After the signal at the first top of 2021, there was a deep drop of around -50%. Fibonacci shows us here that after completing its decline in value between 0.5 and 0.618 (golden ratio value), it started to rise again. In fact, the bear cycle started after the same mismatch on the RSI side for the second time.
So we had 2 serious rises in the bull cycle in 2021.
Now... What do we see after the first drop in 2021?
We see that the 50 EMA (50-day moving average) yellow line was broken with a hard candle in the first place, then there were closures above and below this zone for 10 weeks, and then it experienced its second peak rise.
Now let's look at the current cycle, the 2nd Fibonacci values.
Here again, we can see signals on the pre-decline RSI, but they are more pronounced on the daily chart. With Bitcoin's decline, we see that it broke the 50 EMA with a hard candle pin, as it did in the previous cycle. Under normal circumstances, we should statistically expect it to rise after 10 weekly candles in total, as it did the previous time.
However, there is an important point here.
The Fed Rate Decision Meeting to be held on 18.09.2024, which I indicated with a yellow vertical dash line (it appears as 16.09 because the chart is weekly)

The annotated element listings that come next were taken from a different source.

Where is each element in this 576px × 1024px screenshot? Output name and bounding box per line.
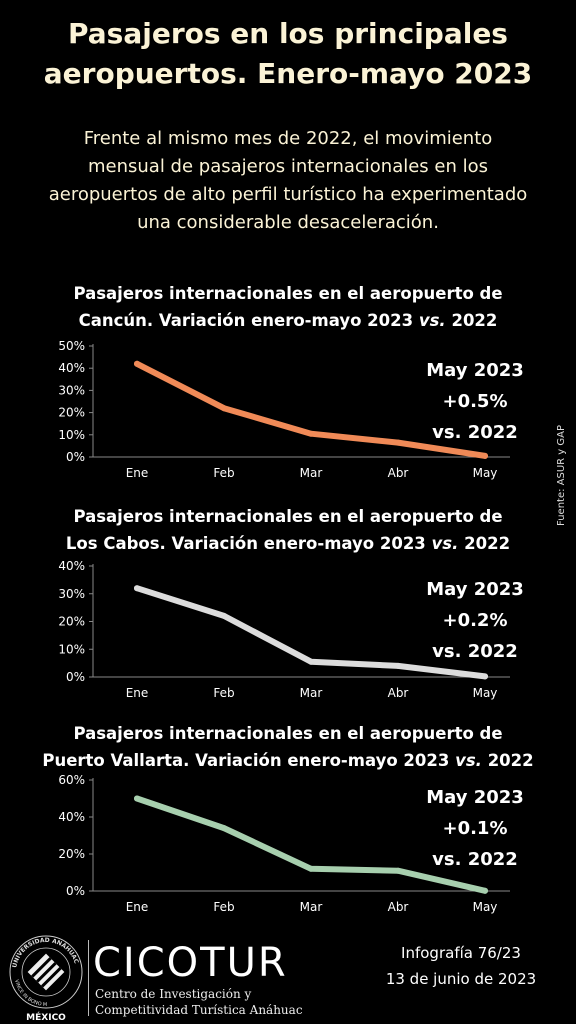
cicotur-subtitle: Centro de Investigación y Competitividad… [95, 987, 303, 1017]
y-tick-label: 0% [66, 450, 85, 464]
callout-line2: +0.2% [442, 610, 508, 631]
data-point [134, 360, 140, 367]
y-tick-label: 40% [58, 361, 85, 375]
data-point [221, 825, 227, 832]
callout-los-cabos: May 2023 +0.2% vs. 2022 [410, 574, 540, 667]
callout-puerto-vallarta: May 2023 +0.1% vs. 2022 [410, 782, 540, 875]
x-tick-label: Ene [126, 686, 149, 700]
y-tick-label: 10% [58, 642, 85, 656]
data-point [134, 795, 140, 802]
chart-cancun: 50% 40% 30% 20% 10% 0% Ene Feb Mar Abr May [58, 339, 510, 480]
publication-date: 13 de junio de 2023 [385, 970, 537, 988]
page-title: Pasajeros en los principales aeropuertos… [43, 17, 533, 90]
chart-title-line2: Puerto Vallarta. Variación enero-mayo 20… [42, 751, 534, 770]
callout-line1: May 2023 [426, 787, 524, 808]
data-point [395, 439, 401, 446]
x-tick-label: Ene [126, 466, 149, 480]
y-tick-label: 30% [58, 383, 85, 397]
callout-line3: vs. 2022 [432, 641, 518, 662]
x-tick-label: Abr [388, 900, 409, 914]
x-tick-label: Mar [300, 466, 323, 480]
callout-line3: vs. 2022 [432, 422, 518, 443]
chart-title-line2: Los Cabos. Variación enero-mayo 2023 vs.… [65, 534, 511, 553]
infographic-number: Infografía 76/23 [401, 944, 521, 962]
page-subtitle: Frente al mismo mes de 2022, el movimien… [48, 128, 528, 233]
data-point [482, 673, 488, 680]
x-tick-label: May [473, 466, 498, 480]
chart-los-cabos: 40% 30% 20% 10% 0% Ene Feb Mar Abr May [58, 559, 510, 700]
callout-line2: +0.1% [442, 818, 508, 839]
data-point [308, 865, 314, 872]
x-tick-label: Feb [213, 686, 234, 700]
x-tick-label: Abr [388, 466, 409, 480]
y-tick-label: 0% [66, 884, 85, 898]
x-tick-label: Mar [300, 900, 323, 914]
data-point [221, 612, 227, 619]
y-tick-label: 20% [58, 847, 85, 861]
y-tick-label: 10% [58, 428, 85, 442]
callout-line3: vs. 2022 [432, 849, 518, 870]
footer-divider [88, 940, 89, 1016]
chart-title-line1: Pasajeros internacionales en el aeropuer… [73, 724, 503, 743]
y-tick-label: 20% [58, 615, 85, 629]
anahuac-logo: UNIVERSIDAD ANÁHUAC VINCE IN BONO MALUM … [0, 928, 83, 1023]
y-tick-label: 0% [66, 670, 85, 684]
chart-puerto-vallarta: 60% 40% 20% 0% Ene Feb Mar Abr May [58, 773, 510, 914]
x-tick-label: Abr [388, 686, 409, 700]
data-point [482, 452, 488, 459]
logo-text-bottom: MÉXICO [26, 1011, 66, 1023]
y-tick-label: 40% [58, 810, 85, 824]
y-tick-label: 40% [58, 559, 85, 573]
x-tick-label: Feb [213, 900, 234, 914]
data-point [395, 662, 401, 669]
y-tick-label: 20% [58, 406, 85, 420]
x-tick-label: May [473, 686, 498, 700]
callout-line2: +0.5% [442, 391, 508, 412]
x-tick-label: Mar [300, 686, 323, 700]
data-point [308, 430, 314, 437]
chart-title-line1: Pasajeros internacionales en el aeropuer… [73, 507, 503, 526]
data-point [134, 585, 140, 592]
chart-title-los-cabos: Pasajeros internacionales en el aeropuer… [0, 503, 576, 557]
data-point [308, 658, 314, 665]
x-tick-label: Feb [213, 466, 234, 480]
data-point [221, 405, 227, 412]
callout-line1: May 2023 [426, 579, 524, 600]
x-tick-label: May [473, 900, 498, 914]
cicotur-logo: CICOTUR [93, 940, 288, 986]
x-tick-label: Ene [126, 900, 149, 914]
callout-line1: May 2023 [426, 360, 524, 381]
y-tick-label: 30% [58, 587, 85, 601]
chart-title-puerto-vallarta: Pasajeros internacionales en el aeropuer… [0, 720, 576, 774]
chart-title-cancun: Pasajeros internacionales en el aeropuer… [0, 280, 576, 334]
data-point [482, 887, 488, 894]
data-point [395, 867, 401, 874]
y-tick-label: 50% [58, 339, 85, 353]
chart-title-line2: Cancún. Variación enero-mayo 2023 vs. 20… [78, 311, 498, 330]
y-tick-label: 60% [58, 773, 85, 787]
source-note: Fuente: ASUR y GAP [556, 424, 567, 526]
chart-title-line1: Pasajeros internacionales en el aeropuer… [73, 284, 503, 303]
callout-cancun: May 2023 +0.5% vs. 2022 [410, 355, 540, 448]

As I stated in my previous articles, I expect the first interest rate cut to be made on this date.
Accordingly, after the 50 EMA is broken, we have a total of 7 weeks until the meeting date. Accordingly, if Bitcoin will come back to the Fibonacci golden ratio range as in the previous cycle, then we should expect a sharp decline from the current level because time is running out.
I would like to add a footnote here; the previous Fibonacci took support from 0.618 (golden ratio) and created a balance in that region. In today's decline, it took this support at 0.5. Therefore, it may not want to see the 0.618 level. 0.5 levels point to around 48k.

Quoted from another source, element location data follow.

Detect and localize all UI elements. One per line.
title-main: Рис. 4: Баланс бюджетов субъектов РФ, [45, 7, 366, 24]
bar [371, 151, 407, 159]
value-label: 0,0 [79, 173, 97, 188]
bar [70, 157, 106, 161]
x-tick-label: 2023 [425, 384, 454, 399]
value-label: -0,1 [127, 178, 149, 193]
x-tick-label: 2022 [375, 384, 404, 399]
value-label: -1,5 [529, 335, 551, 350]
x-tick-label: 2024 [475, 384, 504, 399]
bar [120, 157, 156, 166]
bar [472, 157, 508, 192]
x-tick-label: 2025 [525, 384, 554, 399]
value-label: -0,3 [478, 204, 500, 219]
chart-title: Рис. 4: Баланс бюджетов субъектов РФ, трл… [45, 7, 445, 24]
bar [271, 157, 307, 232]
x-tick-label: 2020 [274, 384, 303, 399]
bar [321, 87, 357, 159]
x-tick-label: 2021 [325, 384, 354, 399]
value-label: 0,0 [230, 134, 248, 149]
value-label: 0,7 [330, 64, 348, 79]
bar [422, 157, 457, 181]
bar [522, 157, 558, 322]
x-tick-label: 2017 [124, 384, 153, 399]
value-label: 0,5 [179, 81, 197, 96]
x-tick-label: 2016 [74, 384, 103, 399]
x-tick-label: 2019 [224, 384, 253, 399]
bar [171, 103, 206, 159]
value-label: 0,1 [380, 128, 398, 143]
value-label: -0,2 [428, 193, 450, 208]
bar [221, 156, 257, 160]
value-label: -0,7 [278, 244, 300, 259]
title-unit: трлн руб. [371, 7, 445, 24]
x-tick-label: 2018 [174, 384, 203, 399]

If you remember, in another previous Bitcoin chart I drew a Bullish harmonic pattern starting from around 48K, you sometimes ask me if my bearish expectation is still valid. How can I be bullish when all the different perspectives I have drawn and tried to show you are all bearish.

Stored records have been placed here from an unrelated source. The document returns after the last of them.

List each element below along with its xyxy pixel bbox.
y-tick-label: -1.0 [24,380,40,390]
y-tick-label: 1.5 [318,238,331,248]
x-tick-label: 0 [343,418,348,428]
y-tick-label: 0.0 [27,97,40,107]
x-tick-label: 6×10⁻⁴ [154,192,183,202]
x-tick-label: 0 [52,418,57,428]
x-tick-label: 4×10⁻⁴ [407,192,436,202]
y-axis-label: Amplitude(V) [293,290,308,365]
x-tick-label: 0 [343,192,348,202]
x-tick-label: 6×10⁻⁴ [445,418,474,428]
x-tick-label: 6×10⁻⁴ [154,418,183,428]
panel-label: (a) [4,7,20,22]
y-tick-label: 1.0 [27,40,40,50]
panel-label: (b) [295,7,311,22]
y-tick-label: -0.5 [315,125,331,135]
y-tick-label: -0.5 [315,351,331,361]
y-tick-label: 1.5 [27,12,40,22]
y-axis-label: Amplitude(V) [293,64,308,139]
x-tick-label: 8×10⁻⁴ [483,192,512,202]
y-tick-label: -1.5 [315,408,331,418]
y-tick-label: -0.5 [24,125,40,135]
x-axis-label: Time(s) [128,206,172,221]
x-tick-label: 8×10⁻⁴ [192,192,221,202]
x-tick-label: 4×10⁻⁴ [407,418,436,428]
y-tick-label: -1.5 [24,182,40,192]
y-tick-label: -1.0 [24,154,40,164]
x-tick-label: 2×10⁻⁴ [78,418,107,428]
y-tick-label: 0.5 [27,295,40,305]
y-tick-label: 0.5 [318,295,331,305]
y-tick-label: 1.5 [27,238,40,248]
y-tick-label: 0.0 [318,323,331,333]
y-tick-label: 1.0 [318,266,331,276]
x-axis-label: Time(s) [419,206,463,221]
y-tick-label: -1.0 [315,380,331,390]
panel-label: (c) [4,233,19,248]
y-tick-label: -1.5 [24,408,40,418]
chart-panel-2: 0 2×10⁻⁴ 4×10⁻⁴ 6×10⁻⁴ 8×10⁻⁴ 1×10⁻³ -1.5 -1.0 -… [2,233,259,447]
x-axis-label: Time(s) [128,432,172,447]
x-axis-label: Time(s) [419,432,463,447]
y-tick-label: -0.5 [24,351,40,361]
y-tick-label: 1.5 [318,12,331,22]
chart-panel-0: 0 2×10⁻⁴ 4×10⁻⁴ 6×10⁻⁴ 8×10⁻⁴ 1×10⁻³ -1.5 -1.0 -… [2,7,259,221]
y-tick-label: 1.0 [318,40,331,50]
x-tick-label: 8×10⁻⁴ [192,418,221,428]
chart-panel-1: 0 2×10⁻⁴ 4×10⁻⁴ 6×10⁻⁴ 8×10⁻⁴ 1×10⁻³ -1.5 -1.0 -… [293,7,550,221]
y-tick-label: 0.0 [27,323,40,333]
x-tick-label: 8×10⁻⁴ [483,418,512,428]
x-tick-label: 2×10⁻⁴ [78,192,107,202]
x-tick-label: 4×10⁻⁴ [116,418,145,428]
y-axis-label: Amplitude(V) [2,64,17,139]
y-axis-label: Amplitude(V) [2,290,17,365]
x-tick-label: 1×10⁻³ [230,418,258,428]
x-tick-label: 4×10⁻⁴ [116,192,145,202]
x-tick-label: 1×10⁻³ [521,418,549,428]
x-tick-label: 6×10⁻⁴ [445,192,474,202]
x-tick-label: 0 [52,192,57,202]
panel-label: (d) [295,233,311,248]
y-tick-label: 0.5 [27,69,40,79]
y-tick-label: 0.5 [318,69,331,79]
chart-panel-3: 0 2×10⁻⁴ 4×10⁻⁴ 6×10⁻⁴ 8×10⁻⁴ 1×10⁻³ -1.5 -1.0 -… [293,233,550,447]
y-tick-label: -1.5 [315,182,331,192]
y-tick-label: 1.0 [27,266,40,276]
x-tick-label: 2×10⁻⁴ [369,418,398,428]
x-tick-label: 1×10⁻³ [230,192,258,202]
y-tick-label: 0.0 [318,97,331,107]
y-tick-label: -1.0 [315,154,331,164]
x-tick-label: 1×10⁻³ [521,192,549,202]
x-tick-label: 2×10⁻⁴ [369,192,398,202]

Let's come to our 3rd Fibonacci levels.
I think that the highest level for #Btc in this cycle could be a level between 102k and 122k and I show you the reasons why I think so on the technical chart.
You will never see any imaginary and emotionally driven odds, rockets, flaming tweets from me. I think we will leave this market on time thanks to the bearish signals that Bitcoin will show when it reaches its peak in this cycle.